De acordo com Cosme Vitor, a situação das famílias do Jardim São José II é precária em termos de equipamentos, infraestrutura, segurança. A violência crescente está exterminando jovens e adolescentes, deixando mães doentes, com depressão. Ele explicou que pela “higienização” social, a Prefeitura juntou três comunidades, onde nas três já havia facções e forte influência policial. O resultado foi que tanto o tráfico quanto a polícia, vivem em constante conflito e, hoje deixam os moradores em constante vulnerabilidade.
Ele apresentou o depoimento de uma mãe, moradora do Jardim São José II, que já perdeu dois filhos, vítimas do tráfico e da polícia. Vale destacar que esses adolescentes quando da remoção das três comunidades – Detroit, Caparaó e Tatetuba – eram bebes ou crianças de colo, e hoje são vitimas da violência e da precária situação que vivem as famílias naquele local. No depoimento, a mãe pede justiça. Para Cosme, a questão do acesso a melhores condições de vida, saneamento, infraestrutura e o combate a violência social não podem estar dissociados, pois estão entrelaçados. E a responsabilidade por tudo o que vem ocorrendo é do Estado.
“Trata-se de uma situação de extrema violência que foi causada por conta dessa remoção. Agora além de problema com postos de saúde, rede de transporte e emprego, as mães sofrem todo dia, pois todo dia alguém é assassinado”, falou.
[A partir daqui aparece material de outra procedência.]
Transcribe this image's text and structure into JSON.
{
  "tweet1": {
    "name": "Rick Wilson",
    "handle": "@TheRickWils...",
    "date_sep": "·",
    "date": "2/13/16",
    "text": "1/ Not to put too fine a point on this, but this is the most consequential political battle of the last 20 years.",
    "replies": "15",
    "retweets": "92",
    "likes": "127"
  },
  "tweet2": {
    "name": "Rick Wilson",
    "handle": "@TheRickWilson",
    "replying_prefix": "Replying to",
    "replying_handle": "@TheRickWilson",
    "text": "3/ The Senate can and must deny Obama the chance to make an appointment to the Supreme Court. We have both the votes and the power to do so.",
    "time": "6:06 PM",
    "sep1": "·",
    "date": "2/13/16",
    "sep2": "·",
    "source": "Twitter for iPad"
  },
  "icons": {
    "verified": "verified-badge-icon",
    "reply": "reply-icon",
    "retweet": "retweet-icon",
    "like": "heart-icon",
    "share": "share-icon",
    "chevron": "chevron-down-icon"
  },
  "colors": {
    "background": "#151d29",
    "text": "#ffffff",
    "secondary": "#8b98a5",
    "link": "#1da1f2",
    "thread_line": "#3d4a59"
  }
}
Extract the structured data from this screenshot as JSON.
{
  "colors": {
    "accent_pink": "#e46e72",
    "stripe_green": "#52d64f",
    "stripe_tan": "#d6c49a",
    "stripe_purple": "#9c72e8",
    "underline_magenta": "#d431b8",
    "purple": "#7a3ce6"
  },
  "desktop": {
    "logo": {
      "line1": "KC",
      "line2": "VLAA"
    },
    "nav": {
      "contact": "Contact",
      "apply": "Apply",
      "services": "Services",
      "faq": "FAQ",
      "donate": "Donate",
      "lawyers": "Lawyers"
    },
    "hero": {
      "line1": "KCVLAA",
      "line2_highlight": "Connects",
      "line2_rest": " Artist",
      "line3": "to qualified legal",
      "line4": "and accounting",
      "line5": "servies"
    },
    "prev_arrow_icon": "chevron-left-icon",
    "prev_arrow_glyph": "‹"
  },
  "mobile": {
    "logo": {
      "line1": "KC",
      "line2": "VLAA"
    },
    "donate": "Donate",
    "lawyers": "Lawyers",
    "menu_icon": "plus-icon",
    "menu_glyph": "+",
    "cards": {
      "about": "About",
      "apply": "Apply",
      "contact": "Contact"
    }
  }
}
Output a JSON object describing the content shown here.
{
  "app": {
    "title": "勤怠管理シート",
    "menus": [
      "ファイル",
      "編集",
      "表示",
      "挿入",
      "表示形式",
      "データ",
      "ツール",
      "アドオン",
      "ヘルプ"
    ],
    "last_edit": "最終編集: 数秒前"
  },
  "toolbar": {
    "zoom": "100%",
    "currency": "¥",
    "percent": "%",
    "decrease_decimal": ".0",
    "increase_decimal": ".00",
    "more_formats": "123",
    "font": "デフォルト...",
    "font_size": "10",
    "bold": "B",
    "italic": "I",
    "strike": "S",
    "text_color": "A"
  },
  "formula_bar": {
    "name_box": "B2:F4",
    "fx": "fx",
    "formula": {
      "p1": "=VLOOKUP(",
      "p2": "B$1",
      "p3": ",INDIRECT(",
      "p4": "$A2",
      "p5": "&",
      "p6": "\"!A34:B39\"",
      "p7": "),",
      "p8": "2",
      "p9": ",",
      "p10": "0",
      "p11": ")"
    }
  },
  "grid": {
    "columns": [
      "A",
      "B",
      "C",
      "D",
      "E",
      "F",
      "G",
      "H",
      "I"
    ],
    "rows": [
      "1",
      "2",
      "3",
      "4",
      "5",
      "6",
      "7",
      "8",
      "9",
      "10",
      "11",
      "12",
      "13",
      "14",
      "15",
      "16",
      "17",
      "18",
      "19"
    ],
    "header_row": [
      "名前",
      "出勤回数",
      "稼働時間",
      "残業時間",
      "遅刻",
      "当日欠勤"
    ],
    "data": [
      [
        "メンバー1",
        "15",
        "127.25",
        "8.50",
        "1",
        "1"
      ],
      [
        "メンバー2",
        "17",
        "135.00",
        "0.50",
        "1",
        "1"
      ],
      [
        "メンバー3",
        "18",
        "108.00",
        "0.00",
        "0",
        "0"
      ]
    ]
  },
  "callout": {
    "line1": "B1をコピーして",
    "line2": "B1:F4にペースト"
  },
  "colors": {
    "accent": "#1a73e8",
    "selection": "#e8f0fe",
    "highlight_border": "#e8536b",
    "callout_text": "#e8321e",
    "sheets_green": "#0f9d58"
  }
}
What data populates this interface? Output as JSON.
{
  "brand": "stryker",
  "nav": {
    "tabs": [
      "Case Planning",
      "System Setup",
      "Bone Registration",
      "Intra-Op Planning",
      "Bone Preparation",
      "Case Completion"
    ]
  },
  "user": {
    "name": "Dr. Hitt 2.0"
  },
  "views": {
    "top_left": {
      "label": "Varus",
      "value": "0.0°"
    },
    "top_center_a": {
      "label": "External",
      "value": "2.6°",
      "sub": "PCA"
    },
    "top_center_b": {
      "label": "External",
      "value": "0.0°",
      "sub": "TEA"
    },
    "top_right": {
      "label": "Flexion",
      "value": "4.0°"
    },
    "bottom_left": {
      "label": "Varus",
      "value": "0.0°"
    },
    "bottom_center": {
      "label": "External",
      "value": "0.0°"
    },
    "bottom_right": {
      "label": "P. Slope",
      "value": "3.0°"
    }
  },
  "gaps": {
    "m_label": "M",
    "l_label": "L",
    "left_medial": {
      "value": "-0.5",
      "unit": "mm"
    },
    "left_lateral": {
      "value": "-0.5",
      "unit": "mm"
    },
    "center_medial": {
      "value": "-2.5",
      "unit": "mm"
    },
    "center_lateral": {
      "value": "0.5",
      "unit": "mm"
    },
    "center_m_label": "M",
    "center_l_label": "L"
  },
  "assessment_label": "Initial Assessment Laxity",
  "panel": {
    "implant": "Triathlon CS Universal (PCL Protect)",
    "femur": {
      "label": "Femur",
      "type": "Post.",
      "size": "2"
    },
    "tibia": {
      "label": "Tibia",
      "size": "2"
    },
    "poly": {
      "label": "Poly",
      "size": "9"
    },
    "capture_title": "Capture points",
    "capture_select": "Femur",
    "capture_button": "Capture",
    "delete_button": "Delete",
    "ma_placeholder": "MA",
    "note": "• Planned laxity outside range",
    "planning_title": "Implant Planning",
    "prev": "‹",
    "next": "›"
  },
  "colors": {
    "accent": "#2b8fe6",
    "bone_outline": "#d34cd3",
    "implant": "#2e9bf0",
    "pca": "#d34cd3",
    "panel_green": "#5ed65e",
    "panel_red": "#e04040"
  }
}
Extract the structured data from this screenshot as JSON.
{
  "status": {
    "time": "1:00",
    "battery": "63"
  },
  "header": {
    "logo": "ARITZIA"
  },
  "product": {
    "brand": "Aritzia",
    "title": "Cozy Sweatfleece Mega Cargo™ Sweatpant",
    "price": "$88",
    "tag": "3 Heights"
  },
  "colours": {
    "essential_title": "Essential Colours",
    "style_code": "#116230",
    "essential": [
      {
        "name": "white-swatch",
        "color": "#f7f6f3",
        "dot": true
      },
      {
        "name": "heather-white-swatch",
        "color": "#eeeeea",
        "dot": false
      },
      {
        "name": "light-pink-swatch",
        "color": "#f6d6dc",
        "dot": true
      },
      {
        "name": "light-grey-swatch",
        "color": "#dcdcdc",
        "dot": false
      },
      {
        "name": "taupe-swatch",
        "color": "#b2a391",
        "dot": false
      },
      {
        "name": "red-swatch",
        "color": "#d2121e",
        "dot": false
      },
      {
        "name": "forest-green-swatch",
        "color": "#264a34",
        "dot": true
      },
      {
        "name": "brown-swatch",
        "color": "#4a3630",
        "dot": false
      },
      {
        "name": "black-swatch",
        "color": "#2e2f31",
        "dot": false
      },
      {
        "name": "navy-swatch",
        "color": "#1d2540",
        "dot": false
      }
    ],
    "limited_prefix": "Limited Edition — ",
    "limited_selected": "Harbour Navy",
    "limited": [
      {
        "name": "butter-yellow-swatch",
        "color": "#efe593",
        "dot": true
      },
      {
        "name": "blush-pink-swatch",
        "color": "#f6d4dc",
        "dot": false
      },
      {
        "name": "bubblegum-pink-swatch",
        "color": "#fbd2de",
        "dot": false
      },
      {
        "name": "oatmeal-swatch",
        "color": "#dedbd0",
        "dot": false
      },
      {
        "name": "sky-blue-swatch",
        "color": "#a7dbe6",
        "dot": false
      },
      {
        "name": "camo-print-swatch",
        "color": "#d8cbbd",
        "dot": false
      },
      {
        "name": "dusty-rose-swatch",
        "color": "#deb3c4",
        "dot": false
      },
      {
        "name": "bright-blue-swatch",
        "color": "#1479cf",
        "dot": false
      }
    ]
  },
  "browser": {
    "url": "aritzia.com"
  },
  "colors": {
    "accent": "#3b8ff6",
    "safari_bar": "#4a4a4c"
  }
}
Rosilene Wansetto, da rede Jubileu Sul Brasil, destacou a importância deste trabalho de acompanhamento nas duas comunidades hoje, Jardim Brasilia e Jardim São josé II, ambos os casos fazem parte do mesmo processo de higienização promovido pelos financiamentos das Instituições Financeiras internacionais multilaterais e executados pelo estado brasileiro através das prefeituras e empresas. “É a mesma foram de operar que ocorre nas grandes obras de infraestrutura que vemos pelo país à fora. Esta forma de financiamento tem gerado uma dívida social e financeira incalculável. O direito a moradia é algo inalienável e precisa ser respeitado”, afirmou.
MICI
Para os representantes de São José dos Campos, o fato de o Mici não ter autonomia diante de determinados assuntos é um atraso, pois muitas vezes a denúncia não tem continuidade e não é resolvida. “A arrogância do Banco é grande. É horrível a relação entre a comunidade e o banco”, disse Cosme. Os moradores afirmaram, ainda, que o apoio da Defensoria Pública do Munícipio tem sido essencial para acompanhar os problemas da região.
O MICI esclareceu que é um escritório de mediação e que, de fato, não têm autonomia para interferir em vários assuntos. Como falou Victoria Márquez, diretora, o MICI tem feito esforço para mediar da melhor forma possível e encaminhar as demandas e queixas que surgem.
Sujeitos nos Territórios
A rede Jubileu Sul Brasil acompanha o caso das famílias de São José II dentro das ações do projeto Sujeitos nos Territórios, que tem por objetivo dar visibilidade aos impactos gerados nas comunidades e auxiliar na auto-organização popular. O projeto também acontece na Comunidade Maravilha, em Porto Velho, Rondônia.